あたしの好きな人
第9章 恋しない女
くすりと笑う皓さん。
「セックスしたら僕を好きになるかもしれないから?」
「そんな訳ないでしょ、自惚れないで」
「じゃあ、名前教えて、覚えるから」
まるですぐに忘れることがあるような言い方だ。
いつもこんな感じで、女性を口説いてきた癖に、いちいち付き合う気もない。
「覚える気もないくせに」
つんと顔を反らせたまま、服は脱がされていく。
スーツの上着を脱がされ、床の上に落とされ、タイトスカートも脱がされる。
下着姿だけになり、ため息をつきながら、じっと見下ろされた。
自分の着ている、スーツのポケットから、マジックを取り出されて、渡された。
「絶対忘れないから書いてくれないか?」
スーツの上着を脱いで、シャツを脱ぎ捨てる。
逞しい腕を差し出された。
……ここに書けってこと?
マジックの蓋を外して、少し考えてしまう。
「早く書け…って、なにを書いてるんだ?」
素直に書くのも癪だったから、桜の花びらの絵を書いた。
絵を書くのは苦手な方だから、よがんでしまったし、分からないかもしれない。
「下手くそな絵だな?……桜の花びら?……さくらか?」
「……分かった?字は違うけどね?」
「……咲良ね?……じゃあ、しようか?ゲームのはじまりだ」
それが合図のように、体にキスの雨が降った。
「……んっ…はっ…あっ…っ!」
ブラジャーのホックがするりと外されて、首筋に舌が這う。
そのまま背中を向かされて、つっと舌が這い、痺れるような快感に、ぴくりと体が震えた。

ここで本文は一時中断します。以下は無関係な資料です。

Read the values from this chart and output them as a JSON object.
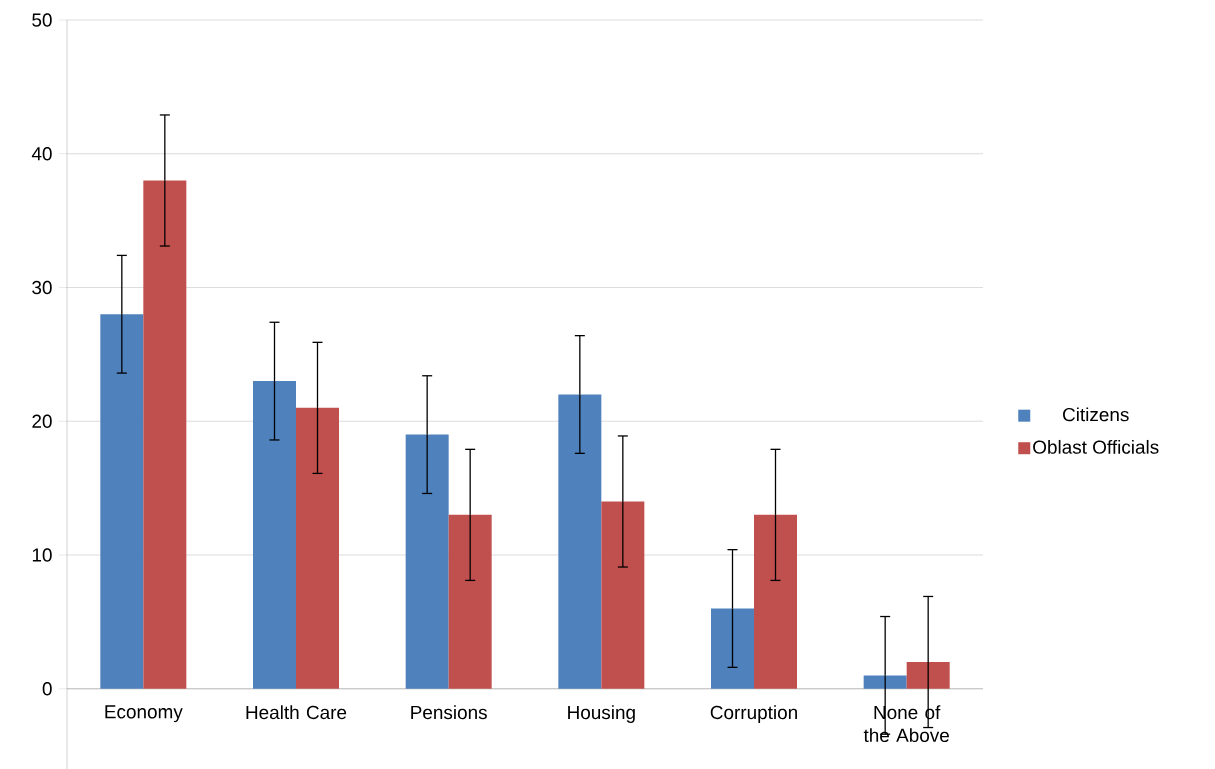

「……声、我慢しなくても大丈夫だから、……ここ、気持ちいい?」
背中に舌が這い、下に下りていくと思ったら、胸元に回っていき、
あたしのあそこに、指がゆっくりと入った。
つぷっ、つぷつぷ、ちゅく、ちゅく、
優しい手つきで出し入れされて、腰がぴくりと震えてしまう。
「あっ…あっ…んっ…んんっ…!」
「……キツっ…、ひょっとしてご無沙汰だった?……キツいのに、すごい濡れてる……」
「……うるさ…っ、……んん…っ!」
胸を優しく揉まれて、先端の蕾にもキスをされ、舌先で転がされて、
むくむくになる乳首に快感が伝わる。